California Alcoholic Beverage Control

  • 1st offense (within 3 year period): possible probation, suspension or fine ranging from $750-$6,000

  • 2nd offense: mandatory license suspension

  • 3rd offense: license may be revoked

Revocation or Suspension

Revocation or suspension shall be preceded by a public hearing.

Disposition of Penalties

All penalties collected shall be paid to the city/town treasurer and used to fund the cost of development and operation of related programs

Checking Age Identification

Age identification policies are written guidelines at stores, bars and restaurants that provide employees with instructions on checking age identification of customers attempting to buy alcohol

Warning Posters

  • Remind salesclerks to check the age identification of all young-appearing customers.

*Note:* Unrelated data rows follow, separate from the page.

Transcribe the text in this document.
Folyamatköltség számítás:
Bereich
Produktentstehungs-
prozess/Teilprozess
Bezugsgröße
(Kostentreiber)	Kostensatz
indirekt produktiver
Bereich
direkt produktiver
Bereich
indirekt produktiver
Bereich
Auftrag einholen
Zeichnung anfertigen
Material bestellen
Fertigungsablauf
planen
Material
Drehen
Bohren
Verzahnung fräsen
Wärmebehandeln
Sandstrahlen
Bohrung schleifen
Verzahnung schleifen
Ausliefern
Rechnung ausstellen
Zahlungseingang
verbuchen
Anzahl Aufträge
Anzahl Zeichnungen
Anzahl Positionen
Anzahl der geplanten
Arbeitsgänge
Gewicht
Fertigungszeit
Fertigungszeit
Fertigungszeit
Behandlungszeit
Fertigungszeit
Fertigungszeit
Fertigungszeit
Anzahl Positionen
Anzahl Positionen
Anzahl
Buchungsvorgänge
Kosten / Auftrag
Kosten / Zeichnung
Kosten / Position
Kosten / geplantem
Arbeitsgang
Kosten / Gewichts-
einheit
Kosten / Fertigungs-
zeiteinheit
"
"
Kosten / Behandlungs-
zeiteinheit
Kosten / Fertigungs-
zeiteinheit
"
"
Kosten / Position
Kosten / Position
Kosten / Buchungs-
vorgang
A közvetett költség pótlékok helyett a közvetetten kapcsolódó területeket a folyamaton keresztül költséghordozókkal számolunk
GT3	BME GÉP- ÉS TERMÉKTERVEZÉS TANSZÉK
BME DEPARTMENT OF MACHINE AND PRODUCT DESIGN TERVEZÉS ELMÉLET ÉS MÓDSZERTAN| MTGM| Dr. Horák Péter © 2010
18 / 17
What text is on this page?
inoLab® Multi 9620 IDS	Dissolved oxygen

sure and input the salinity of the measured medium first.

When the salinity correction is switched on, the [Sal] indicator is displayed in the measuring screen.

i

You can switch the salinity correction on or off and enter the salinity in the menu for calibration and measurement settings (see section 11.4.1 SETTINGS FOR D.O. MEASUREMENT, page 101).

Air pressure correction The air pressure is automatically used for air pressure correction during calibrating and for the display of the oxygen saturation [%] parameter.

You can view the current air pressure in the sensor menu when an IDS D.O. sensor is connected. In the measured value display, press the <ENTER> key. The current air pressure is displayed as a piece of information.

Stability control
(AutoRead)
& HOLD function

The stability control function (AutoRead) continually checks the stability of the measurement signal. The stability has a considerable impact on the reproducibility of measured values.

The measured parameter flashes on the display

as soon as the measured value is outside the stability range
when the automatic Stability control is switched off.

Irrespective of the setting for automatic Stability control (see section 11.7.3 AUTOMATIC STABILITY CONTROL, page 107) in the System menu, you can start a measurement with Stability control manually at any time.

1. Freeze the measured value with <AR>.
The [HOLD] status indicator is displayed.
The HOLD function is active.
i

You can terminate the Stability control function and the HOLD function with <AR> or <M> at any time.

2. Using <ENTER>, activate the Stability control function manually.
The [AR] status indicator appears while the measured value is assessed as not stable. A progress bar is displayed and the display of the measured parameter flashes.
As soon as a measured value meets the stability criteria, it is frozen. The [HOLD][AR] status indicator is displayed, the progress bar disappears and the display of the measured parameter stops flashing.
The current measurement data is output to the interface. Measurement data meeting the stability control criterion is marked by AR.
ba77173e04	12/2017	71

  • Deter underage youth from illegally attempting to purchase alcohol.

Checking Identification Guidelines

  • Check the ID of anyone who looks under the age of 30.

  • Check the birth date to see that the person is over 21. Check to see if the birth date has been altered.

  • Check the ID photo and the recorded height for resemblance with the attempted buyer. Compare the hairline, eyebrows and chin shape on the photo-these are the most difficult features to change.

  • Check the expiration date. If it is expired, it is not a valid ID.